Stepman also pointed out Seattle is just one of many big cities in the U.S. which have been hit with a rising crime wave almost two years after the violent riots and “defund the police” movement that formed after George Floyd’s death while in the custody of Minneapolis police officers.
Before the current rising crime wave, Seattle had been a safe city, he wrote.
Earlier this month, The Wall Street Journal reported the last two years were the city’s “worst years for homicides since the 1990s.”
“Long one of America’s safest cities, Seattle had 612 shootings and shots-fired incidents last year, nearly double its average before the pandemic,” according to the newspaper. “The city has just experienced its two worst years for homicides since the 1990s when murder rates were at all-time highs.”
Stepman also reminded his readers that “Seattle was one of many cities that foolishly decided to defund the police.”
“No surprise, the police force in the city became undermanned and demoralized. Police officers left en masse. That exodus continues as the city now finds it difficult to hire qualified police officers,” he wrote.

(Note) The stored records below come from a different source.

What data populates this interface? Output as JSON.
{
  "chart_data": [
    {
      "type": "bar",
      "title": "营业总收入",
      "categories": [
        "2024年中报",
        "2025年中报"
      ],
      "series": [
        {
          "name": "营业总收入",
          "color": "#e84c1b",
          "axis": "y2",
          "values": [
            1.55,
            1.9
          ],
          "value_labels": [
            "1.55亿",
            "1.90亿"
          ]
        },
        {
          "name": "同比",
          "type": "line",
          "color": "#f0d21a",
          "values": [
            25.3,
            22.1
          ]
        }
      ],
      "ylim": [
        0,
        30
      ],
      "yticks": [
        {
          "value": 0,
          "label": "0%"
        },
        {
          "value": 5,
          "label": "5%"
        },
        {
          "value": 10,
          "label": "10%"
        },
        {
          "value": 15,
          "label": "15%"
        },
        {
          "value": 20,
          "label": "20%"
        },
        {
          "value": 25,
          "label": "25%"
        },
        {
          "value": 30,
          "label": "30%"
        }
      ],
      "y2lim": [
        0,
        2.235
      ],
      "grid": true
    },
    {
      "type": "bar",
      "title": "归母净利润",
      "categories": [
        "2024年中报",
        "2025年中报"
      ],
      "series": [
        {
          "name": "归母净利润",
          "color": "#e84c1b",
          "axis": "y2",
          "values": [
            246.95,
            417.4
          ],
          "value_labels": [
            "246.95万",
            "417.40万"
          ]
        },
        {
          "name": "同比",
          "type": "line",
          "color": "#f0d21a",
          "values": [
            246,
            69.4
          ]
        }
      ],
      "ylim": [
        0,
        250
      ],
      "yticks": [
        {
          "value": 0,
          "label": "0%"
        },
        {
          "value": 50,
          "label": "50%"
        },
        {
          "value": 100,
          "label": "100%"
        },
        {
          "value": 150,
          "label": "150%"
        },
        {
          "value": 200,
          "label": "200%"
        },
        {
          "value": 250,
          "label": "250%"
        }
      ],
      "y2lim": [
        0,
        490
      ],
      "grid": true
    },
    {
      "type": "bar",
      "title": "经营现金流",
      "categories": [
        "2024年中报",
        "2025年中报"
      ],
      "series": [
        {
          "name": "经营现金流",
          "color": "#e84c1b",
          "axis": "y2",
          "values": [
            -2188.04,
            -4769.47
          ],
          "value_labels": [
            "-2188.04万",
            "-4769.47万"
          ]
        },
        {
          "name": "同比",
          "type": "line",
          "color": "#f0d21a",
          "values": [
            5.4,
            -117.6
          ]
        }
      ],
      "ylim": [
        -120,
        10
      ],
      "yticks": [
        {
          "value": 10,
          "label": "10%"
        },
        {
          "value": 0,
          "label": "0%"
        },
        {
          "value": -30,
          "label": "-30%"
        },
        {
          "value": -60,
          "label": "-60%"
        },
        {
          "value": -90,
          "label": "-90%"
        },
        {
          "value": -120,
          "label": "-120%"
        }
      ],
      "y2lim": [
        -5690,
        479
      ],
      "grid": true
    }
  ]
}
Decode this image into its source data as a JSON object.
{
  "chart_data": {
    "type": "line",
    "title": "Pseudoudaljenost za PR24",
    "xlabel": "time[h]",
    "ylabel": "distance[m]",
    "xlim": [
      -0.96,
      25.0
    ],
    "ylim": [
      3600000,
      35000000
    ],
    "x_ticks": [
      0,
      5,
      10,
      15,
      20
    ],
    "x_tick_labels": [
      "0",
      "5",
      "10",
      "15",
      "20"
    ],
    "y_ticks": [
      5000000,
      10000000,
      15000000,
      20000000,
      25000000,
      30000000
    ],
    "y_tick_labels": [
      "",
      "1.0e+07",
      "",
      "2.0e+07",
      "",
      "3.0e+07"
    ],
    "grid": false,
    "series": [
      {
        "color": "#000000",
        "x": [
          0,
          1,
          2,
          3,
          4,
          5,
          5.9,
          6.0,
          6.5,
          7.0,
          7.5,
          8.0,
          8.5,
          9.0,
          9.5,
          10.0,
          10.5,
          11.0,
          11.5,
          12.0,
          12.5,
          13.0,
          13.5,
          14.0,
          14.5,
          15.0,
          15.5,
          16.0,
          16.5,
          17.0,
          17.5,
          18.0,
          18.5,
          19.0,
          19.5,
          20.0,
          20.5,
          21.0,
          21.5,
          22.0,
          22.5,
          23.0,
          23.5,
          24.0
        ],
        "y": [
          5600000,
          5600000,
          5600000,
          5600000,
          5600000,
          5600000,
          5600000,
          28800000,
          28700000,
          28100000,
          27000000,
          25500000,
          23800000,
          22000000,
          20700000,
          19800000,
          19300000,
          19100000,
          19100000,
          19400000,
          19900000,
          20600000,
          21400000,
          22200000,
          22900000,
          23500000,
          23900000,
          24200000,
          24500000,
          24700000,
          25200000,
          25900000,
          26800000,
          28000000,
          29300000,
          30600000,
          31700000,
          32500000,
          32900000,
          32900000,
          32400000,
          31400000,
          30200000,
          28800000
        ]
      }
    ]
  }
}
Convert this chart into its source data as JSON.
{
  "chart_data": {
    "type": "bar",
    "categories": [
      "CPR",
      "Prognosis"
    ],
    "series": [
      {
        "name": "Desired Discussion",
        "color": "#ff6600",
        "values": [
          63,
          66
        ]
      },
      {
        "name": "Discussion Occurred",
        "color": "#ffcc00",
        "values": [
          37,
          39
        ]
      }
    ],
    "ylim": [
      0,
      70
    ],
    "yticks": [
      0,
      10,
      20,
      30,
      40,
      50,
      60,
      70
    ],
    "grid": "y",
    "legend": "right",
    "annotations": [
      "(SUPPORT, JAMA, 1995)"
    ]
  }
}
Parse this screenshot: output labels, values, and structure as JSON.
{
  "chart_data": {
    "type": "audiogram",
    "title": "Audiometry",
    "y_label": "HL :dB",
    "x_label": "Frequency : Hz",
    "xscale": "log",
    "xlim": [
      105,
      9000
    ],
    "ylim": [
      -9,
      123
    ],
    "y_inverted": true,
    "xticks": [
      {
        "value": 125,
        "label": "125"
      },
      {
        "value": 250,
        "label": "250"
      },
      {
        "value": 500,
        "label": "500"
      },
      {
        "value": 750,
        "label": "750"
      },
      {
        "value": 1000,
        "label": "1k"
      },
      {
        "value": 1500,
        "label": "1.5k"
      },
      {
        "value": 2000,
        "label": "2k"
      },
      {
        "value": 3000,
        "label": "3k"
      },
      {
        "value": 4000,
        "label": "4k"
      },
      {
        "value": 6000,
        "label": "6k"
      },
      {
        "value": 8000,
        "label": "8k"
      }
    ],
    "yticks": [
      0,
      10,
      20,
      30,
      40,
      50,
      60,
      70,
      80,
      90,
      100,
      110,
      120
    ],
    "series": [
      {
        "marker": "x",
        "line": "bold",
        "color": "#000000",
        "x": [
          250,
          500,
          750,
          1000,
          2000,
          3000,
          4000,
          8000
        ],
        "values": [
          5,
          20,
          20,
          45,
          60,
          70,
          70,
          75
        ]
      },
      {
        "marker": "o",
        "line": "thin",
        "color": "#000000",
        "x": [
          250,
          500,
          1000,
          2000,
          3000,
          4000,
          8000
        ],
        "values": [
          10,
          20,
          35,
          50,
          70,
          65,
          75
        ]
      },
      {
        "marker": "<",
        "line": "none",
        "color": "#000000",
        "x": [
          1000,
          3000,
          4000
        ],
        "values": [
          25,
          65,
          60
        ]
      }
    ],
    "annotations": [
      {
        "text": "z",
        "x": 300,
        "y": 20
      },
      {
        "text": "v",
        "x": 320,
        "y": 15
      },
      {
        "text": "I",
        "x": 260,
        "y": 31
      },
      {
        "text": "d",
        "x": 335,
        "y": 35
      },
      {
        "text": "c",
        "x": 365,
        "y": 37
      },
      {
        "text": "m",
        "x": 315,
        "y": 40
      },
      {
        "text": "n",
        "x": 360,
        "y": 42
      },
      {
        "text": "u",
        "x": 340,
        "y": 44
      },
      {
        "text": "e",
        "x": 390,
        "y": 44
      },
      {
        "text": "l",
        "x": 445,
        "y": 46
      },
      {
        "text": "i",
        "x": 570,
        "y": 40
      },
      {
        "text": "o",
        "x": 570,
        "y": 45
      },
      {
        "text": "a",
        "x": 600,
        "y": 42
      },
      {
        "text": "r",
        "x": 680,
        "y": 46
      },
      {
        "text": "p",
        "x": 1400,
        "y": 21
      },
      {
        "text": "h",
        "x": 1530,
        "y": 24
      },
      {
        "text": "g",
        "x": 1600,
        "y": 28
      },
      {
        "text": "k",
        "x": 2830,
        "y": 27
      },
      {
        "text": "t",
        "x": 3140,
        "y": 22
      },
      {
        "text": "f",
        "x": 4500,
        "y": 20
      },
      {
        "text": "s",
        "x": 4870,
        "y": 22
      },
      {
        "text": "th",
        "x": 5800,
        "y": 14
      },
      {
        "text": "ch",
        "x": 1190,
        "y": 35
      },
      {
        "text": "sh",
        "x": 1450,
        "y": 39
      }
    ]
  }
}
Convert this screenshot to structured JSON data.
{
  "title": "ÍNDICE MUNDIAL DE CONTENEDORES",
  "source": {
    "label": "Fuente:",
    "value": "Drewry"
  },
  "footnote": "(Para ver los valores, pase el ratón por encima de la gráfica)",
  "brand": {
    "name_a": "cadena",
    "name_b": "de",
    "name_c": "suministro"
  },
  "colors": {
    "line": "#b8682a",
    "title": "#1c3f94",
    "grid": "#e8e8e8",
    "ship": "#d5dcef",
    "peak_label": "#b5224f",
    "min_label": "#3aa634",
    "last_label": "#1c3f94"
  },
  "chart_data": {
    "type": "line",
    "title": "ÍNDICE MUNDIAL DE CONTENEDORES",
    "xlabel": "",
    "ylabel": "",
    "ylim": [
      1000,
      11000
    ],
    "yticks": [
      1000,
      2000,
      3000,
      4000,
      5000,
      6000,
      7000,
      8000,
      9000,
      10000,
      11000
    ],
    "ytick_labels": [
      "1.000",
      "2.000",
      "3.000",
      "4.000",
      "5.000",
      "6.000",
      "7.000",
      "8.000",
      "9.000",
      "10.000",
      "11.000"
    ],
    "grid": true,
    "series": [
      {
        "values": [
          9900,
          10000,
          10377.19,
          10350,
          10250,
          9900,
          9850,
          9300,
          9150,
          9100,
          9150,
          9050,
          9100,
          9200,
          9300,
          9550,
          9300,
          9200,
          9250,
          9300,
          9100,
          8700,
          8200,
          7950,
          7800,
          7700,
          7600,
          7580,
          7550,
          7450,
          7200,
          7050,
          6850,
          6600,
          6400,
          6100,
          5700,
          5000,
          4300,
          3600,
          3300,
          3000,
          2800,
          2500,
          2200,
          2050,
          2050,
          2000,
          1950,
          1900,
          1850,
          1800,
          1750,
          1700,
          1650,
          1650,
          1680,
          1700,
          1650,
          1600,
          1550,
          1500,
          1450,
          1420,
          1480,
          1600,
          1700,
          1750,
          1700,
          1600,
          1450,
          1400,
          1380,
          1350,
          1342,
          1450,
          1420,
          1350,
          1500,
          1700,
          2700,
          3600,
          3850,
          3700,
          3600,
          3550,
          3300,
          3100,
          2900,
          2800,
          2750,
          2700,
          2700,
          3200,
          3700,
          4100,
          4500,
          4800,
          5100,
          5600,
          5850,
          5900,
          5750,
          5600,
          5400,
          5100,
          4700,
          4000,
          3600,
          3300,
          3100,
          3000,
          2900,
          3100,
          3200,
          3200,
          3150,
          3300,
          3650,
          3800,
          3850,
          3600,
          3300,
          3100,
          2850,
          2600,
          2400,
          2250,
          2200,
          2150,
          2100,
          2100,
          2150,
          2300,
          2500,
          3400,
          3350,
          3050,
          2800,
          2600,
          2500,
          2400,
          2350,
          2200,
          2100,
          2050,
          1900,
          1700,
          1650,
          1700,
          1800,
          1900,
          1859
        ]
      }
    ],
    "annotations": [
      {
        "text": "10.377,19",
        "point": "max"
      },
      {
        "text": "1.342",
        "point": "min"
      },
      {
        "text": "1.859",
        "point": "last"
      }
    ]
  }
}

“Amazon and other big companies may have the resources to bail out of now crime-ridden communities, but that is little consolation to the people left behind who now must suffer the consequences,” Stepman continued.
“How many lives must be lost as a direct result of violent crime or indirectly derailed because entire communities have become dangerous?” he asked. “Perhaps the violent crime trend will, in time, be reversed. Let’s not forget the lessons of this moment, nor the ideology that led to this disaster.”